第361章 高慢

村上お爺様は藤田深志を一瞥し、その後ろにいる女性と二人の可愛らしい子供たちを見て、心の中で酸っぱい思いが込み上げてきた。

やはり藤田さんは福がある、孫を抱く運命は自分にはなかった。

村上お爺様は藤田深志の手をしっかりと握り、濁った目で心配する父親のような表情を浮かべた。

「深志、若い者同士の方が話が通じやすいだろう。叔父さんに代わって説得してくれないか。」

藤田深志はこの件が変わることはないと知っていた。ただ徐々に受け入れていくしかない。しかしこの時、村上お爺様の力なさそうな様子を見て、断る言葉が出てこなかった。

「村上叔父さん、焦らないでください。」

この事は急いでもどうにもならない。

「ああ、君たちで話してくれ。」

村上お爺様は言い終わると立ち上がり、秘書と共に個室を出て行った。

父親が出て行くと、村上拓哉は泣き叫び始め、不満げに言った。

「早く縄を解いてくれ、足が動かなくなってきた。」

藤田深志は彼の縄を解きに行ったが、動作はゆっくりとしていて、村上拓哉の叫び声も気にせず、軽く揶揄った。

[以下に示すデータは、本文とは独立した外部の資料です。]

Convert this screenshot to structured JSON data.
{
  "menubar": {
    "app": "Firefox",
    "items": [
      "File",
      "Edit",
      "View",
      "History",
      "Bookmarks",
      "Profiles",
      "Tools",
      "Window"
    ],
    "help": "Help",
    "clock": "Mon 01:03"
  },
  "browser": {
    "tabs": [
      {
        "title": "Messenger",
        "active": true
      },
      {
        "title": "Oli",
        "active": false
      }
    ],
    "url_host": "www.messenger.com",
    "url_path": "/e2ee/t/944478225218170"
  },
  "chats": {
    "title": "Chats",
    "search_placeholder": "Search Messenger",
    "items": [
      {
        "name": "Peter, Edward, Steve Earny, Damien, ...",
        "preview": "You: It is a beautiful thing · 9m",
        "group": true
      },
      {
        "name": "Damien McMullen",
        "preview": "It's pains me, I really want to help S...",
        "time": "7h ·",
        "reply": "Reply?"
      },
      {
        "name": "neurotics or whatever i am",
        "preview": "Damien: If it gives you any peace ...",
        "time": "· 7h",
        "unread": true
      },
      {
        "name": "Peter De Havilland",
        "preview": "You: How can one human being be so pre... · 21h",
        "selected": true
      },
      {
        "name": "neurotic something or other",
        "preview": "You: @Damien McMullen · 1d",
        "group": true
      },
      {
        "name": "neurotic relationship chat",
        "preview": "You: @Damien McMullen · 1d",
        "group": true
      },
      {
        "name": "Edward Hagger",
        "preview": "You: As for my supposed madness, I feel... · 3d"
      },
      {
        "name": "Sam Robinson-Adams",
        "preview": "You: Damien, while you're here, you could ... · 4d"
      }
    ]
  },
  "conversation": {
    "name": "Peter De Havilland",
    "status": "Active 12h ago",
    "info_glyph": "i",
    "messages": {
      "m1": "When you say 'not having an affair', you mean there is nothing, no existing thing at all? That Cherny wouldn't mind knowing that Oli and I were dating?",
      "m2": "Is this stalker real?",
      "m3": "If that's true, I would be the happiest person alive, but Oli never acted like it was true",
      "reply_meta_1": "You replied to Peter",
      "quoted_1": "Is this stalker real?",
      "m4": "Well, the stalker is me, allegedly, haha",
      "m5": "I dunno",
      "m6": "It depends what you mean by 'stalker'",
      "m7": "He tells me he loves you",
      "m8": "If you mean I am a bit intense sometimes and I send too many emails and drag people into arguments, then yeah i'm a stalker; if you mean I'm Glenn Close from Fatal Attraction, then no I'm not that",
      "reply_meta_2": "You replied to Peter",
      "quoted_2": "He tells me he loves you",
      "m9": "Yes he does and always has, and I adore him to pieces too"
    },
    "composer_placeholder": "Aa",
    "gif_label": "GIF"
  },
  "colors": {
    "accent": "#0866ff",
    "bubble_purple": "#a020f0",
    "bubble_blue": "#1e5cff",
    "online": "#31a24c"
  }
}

「控えめにしろと言ったのに、いきなり同棲とは、現行犯で捕まったな?」

村上拓哉は既に頭に来ていたのに、この損な友人は一言の慰めもなく、いきなり面白がってくる始末。これでも友達でいられるのか?

「俺のことを言うな。お前だって之恵にどれだけ尻尾を振ってるか自覚してないだろ?お前だって之恵と同棲してるじゃないか?」

藤田深志は言葉に詰まり、手の動きが乱暴になり、村上拓哉は痛みで悲鳴を上げた。

傍らでずっと静かに見ていた鈴木弘文は鈴木之恵の指を握りながら、小声で尋ねた。

「ママ、パパのお友達は何か悪いことをして、お父さんに叩かれたの?」

鈴木之恵はこの件をうまく説明できなかった。二人の子供たちへの性教育については、まだ始めていなかったし、今これを説明しても、小さな子供たちに理解できるかどうか分からなかった。

彼女が何か答える前に、鈴木弘文は再び尋ねた。

「パパも先程のおじいちゃんみたいに怖くなるの?」

鈴木之恵は息子の方を見下ろし、やっと彼の小さな頭の中で何を心配しているのか理解した。